Life Coaches – Making A Difference
By George Purdy | March 25, 2008
Are you experiencing difficulties in your personal or professional life? Are you struggling to make a change, for example, to a new career, workplace, or relationship? Are you experiencing a difficult time in your life that you feel unable to deal with properly, but don’t feel like speaking to a therapist or a psychologist would be beneficial?
Don’t feel as though you are on your own. If you are experiencing a rough time in your life or you need assistance to make a transition, consider speaking to a life coach. They will help you, offering concrete advice, constructive criticism and will encourage you in a positive manner without pitying you or treating you like you have a psychological illness.
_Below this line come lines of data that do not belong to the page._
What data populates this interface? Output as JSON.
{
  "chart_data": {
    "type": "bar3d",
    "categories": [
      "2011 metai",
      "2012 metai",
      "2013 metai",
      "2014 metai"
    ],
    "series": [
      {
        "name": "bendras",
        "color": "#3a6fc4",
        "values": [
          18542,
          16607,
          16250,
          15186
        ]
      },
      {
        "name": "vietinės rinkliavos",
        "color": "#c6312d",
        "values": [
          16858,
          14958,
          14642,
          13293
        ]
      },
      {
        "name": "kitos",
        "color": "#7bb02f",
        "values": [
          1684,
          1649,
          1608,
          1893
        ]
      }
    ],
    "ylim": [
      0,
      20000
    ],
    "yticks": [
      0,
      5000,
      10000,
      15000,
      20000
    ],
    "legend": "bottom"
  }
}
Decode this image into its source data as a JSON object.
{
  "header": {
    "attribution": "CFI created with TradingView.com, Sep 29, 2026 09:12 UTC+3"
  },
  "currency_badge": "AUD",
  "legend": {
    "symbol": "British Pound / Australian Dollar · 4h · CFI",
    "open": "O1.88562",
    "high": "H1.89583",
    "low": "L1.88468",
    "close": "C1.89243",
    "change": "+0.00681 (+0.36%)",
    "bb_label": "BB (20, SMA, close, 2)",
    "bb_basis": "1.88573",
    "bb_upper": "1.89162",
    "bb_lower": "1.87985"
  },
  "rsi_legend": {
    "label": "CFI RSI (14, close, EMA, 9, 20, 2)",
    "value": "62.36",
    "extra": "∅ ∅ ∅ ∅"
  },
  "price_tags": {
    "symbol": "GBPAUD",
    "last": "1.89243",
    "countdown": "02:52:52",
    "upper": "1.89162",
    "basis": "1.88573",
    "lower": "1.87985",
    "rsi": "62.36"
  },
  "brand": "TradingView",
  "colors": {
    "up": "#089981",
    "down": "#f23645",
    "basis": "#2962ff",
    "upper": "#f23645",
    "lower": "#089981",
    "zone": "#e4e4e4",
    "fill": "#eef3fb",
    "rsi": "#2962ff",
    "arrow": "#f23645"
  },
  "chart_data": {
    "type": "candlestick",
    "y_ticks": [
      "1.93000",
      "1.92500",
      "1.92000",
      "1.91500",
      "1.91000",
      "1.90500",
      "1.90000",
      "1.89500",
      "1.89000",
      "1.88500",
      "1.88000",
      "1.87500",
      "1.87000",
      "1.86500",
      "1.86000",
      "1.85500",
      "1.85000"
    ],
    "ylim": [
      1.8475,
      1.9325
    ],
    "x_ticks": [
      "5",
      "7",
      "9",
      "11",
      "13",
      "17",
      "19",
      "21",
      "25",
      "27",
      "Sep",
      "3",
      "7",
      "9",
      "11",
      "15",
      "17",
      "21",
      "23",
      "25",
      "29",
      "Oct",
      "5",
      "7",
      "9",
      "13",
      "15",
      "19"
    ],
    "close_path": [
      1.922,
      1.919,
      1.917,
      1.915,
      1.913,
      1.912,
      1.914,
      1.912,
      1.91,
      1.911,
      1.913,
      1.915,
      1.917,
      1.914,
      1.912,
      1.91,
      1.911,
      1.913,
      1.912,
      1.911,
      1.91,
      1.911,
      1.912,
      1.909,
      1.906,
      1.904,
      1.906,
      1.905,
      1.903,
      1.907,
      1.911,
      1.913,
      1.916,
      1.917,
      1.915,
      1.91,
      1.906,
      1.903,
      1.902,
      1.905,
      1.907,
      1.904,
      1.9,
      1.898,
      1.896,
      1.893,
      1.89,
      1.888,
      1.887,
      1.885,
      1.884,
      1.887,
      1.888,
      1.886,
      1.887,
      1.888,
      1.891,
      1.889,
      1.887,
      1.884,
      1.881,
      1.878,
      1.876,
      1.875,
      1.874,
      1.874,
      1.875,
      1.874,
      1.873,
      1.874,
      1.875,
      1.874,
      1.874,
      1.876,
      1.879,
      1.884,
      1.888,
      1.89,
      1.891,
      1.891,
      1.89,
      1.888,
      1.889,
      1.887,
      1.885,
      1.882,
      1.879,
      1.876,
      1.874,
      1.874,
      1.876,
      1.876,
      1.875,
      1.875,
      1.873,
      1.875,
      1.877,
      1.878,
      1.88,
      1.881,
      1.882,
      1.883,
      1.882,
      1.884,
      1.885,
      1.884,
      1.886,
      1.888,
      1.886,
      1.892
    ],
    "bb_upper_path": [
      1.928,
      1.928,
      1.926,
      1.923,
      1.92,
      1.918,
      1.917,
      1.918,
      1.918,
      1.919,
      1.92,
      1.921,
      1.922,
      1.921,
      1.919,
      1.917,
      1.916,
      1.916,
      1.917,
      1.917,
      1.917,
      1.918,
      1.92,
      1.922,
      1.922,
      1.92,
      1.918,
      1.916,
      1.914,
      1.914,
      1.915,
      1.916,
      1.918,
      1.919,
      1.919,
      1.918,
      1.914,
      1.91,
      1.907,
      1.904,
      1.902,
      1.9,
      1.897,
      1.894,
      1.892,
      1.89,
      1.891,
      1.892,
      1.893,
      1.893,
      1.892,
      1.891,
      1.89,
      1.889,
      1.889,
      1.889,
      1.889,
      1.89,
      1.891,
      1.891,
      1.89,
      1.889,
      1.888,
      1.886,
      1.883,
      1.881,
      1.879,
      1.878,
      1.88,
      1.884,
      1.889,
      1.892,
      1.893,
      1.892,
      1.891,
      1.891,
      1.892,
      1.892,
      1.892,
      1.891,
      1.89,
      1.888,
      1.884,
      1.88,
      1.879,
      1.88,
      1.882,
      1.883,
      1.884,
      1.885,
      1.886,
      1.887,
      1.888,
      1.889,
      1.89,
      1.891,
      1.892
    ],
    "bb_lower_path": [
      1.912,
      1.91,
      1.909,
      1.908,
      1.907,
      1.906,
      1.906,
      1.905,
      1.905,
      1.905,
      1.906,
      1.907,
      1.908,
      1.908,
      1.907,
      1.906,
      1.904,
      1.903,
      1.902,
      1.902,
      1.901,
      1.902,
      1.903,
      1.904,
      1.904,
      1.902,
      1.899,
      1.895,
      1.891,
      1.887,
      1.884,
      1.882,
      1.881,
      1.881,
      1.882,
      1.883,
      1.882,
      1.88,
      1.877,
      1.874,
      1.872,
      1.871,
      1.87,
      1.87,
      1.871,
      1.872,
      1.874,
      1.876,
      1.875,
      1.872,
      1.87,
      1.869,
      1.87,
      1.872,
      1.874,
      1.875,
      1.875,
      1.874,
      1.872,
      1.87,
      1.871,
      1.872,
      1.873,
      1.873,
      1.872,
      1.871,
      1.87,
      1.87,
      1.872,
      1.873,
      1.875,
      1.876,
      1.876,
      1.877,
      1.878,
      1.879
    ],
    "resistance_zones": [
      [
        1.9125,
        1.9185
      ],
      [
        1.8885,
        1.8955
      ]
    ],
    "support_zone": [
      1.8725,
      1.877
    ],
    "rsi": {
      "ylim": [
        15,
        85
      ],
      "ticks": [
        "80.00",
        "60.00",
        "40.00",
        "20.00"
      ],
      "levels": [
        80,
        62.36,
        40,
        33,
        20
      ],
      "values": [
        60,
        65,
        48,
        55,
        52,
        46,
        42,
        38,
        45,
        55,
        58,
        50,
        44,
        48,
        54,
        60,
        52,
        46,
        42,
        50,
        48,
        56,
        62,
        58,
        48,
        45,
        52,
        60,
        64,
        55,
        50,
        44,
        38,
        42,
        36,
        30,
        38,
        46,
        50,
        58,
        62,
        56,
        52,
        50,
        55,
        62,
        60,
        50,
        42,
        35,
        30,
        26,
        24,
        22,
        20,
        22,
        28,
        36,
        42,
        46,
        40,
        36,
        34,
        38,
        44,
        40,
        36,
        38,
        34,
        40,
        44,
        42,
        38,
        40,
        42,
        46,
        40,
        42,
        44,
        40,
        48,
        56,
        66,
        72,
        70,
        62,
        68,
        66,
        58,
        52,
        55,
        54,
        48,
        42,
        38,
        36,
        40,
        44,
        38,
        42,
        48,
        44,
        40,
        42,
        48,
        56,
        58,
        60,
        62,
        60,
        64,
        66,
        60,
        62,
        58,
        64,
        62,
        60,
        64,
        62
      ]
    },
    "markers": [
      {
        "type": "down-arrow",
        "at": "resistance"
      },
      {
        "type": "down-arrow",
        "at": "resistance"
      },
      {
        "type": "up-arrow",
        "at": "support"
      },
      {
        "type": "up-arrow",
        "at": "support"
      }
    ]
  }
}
What is a life coach? A life coach is a person who has achieved success in their field, business, or particular area of life. This person has attended special training, in order to help others reach similar success. A coach can guide you through specific steps in order to be more successful and/or to help you transition through a difficult period in your life.
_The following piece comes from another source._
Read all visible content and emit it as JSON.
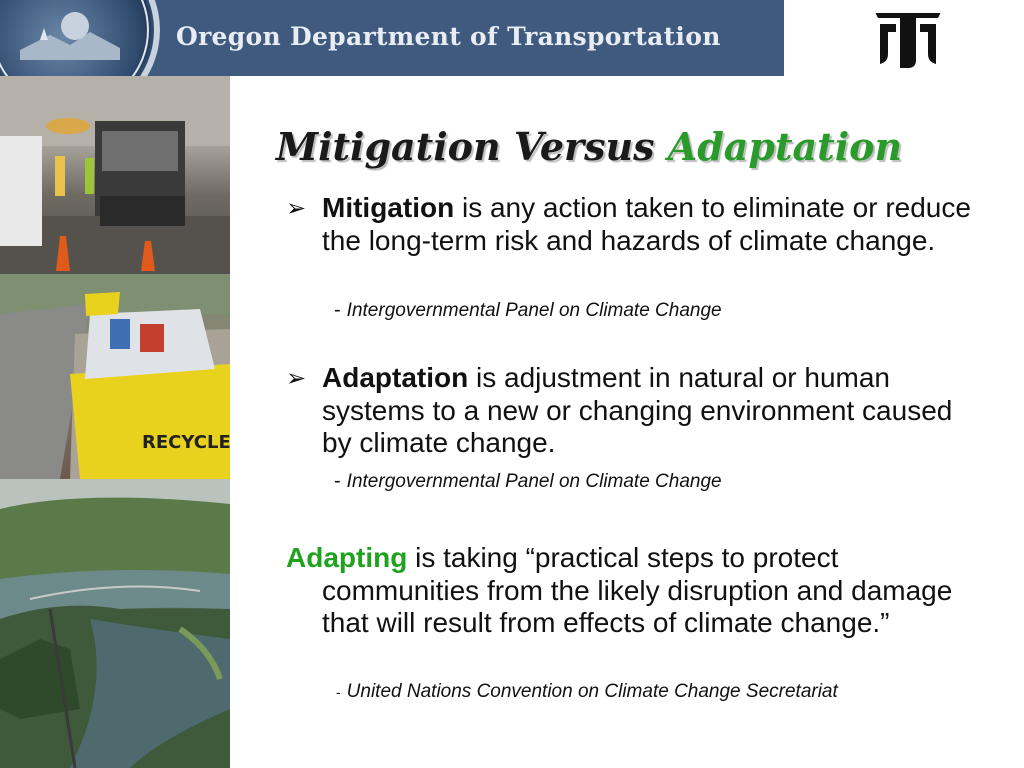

Life coaches are ordinary people, just like you and me. Maybe you’ve passed a few by on the street. Although some are business owners and CEOs, life coaches are often disguised as authors, artists and directors. Almost anyone has the ability to learn the keys to their own personal success. Many life coaches with whom you can really relate can are ready to share their success secrets with you.
Most life coaches try a variety of systems to assist a person towards positive actions. One type of methodology is constructive criticism. Although the word criticism may sound harsh, mental coaches can analyze your patterns of behavior and your habits that you may not even be aware of. They can use these tools to help spotlight the areas that could benefit from gentle changes. With their assistance, you could move forward, utilizing good decision making and enjoying the rewards of your coaching.
Another approach coaches keep in their toolbox of techniques is positive reinforcement. Coaches help you identify patterns in your behavior that works, so you can generalize how to apply them across other areas (this can be the flipside of what psychotherapists usually look for, which is areas of dysfunction). Life coaches also train in coaching best practices they learn from other coaches etc., sometimes tricks that are unknown outside the field, which they can pass along to their clients. Are you struggling with personal, relationship, or career decisions? Life coaches are people who have been very successful in their fields, in business, or in a particular arena in life, and who have obtained specialized life coaching training in order to learn how to help others emulate their success. They guide you through a series of steps to become successful and/or to handle your difficult life transition. Many coaches are successful executives, small business owners, and CEOs. The tools that they use to teach success are many. One example of this kind of methodology is constructive criticism, in which mental coaches analyze your behavior, actions, and patterns.
George Purdy is an acknowledged expert on mental coaches. He wrote many articles on this subject and is a well-known public speaker on this subject. Looking for other resources on mental coaches on the following site: mental coaches.